Others tell that it was Alfonso XIII, on a visit to the area around Cadiz who, on his way back to the palace, stopped off at Ventorrillo del Chato, between Cadiz and San Fernando. The monarch asked for a glass of Jerez sherry and the waiter served it covered with a slice of ham to stop sand from the beach getting into the wine. When the king took a sip, he asked in surprise: “What’s this?” And the waiter answered, “Forgive my audacity your Majesty, I put a lid on it so that sand didn’t get into the glass.” Alfonso XIII ate the slice of ham and asked for another Jerez but “with the same kind of lid”. Everyone laughed at the royal ingeniousness and copied the king by asking for the same thing. No matter how it happened, tapas and ham are now an inseparable duo.
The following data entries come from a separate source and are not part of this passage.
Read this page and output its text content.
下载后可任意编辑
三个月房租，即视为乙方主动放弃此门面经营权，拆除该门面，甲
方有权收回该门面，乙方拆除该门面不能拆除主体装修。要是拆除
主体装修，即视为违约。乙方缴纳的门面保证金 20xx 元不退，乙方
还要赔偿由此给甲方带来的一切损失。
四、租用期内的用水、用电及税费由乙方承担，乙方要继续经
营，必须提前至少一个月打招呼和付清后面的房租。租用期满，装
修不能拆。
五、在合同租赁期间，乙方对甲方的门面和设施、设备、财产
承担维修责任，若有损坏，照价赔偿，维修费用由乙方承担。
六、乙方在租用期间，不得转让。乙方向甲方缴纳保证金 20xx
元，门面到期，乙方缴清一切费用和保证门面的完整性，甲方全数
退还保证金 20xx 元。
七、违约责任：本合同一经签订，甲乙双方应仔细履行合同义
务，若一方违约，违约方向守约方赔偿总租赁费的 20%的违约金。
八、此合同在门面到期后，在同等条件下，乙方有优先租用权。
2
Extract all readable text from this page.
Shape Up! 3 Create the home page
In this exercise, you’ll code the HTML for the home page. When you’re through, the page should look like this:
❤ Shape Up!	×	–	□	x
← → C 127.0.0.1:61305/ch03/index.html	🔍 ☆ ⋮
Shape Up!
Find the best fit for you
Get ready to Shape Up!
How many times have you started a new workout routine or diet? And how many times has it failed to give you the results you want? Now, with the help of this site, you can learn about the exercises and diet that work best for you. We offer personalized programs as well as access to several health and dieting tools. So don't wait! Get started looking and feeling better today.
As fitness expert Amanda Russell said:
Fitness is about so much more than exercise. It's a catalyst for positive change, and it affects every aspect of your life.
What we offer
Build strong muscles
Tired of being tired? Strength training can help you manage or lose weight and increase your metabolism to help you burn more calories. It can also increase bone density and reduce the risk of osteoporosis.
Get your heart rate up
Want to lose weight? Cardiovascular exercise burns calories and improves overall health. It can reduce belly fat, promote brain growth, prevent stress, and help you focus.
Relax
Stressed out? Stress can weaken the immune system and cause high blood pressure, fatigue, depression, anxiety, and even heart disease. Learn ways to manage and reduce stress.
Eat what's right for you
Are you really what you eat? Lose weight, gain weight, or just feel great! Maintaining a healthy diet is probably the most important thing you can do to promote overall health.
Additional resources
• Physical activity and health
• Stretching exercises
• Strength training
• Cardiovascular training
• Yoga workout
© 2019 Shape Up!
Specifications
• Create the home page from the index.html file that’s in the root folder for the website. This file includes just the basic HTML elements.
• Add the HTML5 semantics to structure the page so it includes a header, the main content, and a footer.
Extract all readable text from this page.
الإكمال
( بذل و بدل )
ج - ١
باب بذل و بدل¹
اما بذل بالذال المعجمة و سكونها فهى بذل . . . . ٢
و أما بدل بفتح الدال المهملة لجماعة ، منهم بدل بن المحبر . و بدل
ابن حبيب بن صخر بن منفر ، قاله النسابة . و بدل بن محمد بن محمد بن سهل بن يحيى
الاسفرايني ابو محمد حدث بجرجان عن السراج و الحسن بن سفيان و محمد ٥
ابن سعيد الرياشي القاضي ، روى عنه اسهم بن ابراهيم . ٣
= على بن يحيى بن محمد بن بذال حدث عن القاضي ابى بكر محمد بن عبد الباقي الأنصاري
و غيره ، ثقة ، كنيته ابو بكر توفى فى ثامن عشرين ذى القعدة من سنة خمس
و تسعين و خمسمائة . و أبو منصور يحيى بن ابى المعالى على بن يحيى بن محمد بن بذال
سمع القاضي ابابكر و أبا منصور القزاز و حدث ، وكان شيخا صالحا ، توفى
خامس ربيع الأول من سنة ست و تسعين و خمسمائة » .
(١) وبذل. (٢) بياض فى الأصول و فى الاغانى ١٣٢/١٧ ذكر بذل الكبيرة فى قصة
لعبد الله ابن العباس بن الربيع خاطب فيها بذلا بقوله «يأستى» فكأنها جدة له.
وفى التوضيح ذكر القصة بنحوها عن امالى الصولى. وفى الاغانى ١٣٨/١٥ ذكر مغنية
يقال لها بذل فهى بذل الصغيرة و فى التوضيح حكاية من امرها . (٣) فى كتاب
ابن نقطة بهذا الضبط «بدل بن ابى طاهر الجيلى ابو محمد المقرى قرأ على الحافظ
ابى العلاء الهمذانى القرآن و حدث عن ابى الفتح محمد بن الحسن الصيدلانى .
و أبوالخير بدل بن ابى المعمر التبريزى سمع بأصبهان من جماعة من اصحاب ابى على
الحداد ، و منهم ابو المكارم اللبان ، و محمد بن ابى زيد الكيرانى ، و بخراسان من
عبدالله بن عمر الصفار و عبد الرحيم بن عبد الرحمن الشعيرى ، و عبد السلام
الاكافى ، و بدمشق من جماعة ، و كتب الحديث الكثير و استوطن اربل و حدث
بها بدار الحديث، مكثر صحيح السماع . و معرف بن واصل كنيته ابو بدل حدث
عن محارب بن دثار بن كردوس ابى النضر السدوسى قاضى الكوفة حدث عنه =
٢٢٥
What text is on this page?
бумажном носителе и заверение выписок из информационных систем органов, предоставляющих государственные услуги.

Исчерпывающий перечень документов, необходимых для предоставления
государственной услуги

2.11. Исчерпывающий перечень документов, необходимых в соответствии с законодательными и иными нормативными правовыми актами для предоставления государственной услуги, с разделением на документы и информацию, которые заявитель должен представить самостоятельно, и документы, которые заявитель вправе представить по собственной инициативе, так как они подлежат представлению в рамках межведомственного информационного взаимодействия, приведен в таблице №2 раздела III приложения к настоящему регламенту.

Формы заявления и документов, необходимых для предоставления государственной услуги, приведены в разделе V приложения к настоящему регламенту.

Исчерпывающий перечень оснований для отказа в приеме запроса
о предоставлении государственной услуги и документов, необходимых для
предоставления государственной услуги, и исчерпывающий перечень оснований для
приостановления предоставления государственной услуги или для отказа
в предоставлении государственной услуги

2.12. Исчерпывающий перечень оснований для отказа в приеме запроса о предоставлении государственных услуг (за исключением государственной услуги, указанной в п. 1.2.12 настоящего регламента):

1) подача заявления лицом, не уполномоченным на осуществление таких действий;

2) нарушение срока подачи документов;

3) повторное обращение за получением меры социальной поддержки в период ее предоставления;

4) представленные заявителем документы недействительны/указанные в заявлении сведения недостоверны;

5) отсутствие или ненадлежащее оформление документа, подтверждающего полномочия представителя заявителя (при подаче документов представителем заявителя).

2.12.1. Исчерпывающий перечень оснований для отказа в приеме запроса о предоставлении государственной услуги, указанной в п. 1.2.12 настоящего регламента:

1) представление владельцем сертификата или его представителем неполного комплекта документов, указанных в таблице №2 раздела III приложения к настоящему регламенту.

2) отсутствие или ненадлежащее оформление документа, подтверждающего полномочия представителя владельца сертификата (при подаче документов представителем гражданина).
At La estrella del jamón, we believe that the best ham tapas is simply a good plate of ham with a knife. However, we would not say no to a delicious plate of ‘broken’ fried eggs with ham or some tasty croquettes. As we’ve already talked about these classics from our cuisine, today we’re going to show you three different tapas that we think you’ll love.
Volcano of figs, foie and PDO Teruel ham
- 4 ripe figs
- 50 g micuit
- 4 slices of PDO Teruel ham.
Wash the figs, cut off the top and empty out some of the flesh with a spoon (you can keep the insides to make a tasty vinaigrette).
Put a little micuit inside the fig, cover it with a small slice of PDO Teruel ham and put it in the oven under the grill, until the ham fat turns transparent. It’s a whole world of contrasts.
Decorate it with a Pedro Ximenez reduction.
Tomato and ham French toast
- Bread for making French toast (consistent crumb and soft crust).
- Blended tomato.
- Grain-fed Iberian ham.
- Extra virgin olive oil.
- Sherry vinegar
Spread the blended tomato over a tray and soak the slices of bread in it properly – 15 minutes either side should be enough.
Heat a grill and when it is hot enough, toast the slices for 3 or 4 minutes either side until the tomato on the outside browns a little.
On the other hand, dress the rocket with a little extra virgin olive oil and sherry vinegar and put it on your French toast. Cover it with plenty of ham and it’s ready to eat. Doubtlessly, not your everyday French toast.
Serrano Ham and scallop skewer
Ingredients (for 4 skewers):
- 4 scallops
- 2 slices of Serrano Ham.
- 1 tablespoon honey
- 6 tablespoons of Extra virgin olive oil.
- 4 springs of chives.
- Lime juice
- Salt and pepper
Separate the coral from the scallop medallion and put to one side. Make a couple of cuts in the medallions, season and macerate them for half an hour in a mixture of honey and extra virgin olive oil.
In a frying pan at high heat, cook the medallions and the coral for 2 or 3 minutes.
Add the chopped chives and a few drops of lime juice to the mixture used to macerate the scallops and blend it.
Cut the Serrano Ham into strips and assemble the skewers as follows: ham, scallop, ham (folding the slice), coral and ham again.
Serve it seasoned with the honey, chive and lime sauce. Enjoy this surf and turf skewer!
We hope you like these three tapas that, while they don’t exactly follow the principle of covering a glass of wine, are bound to please even the most demanding palates.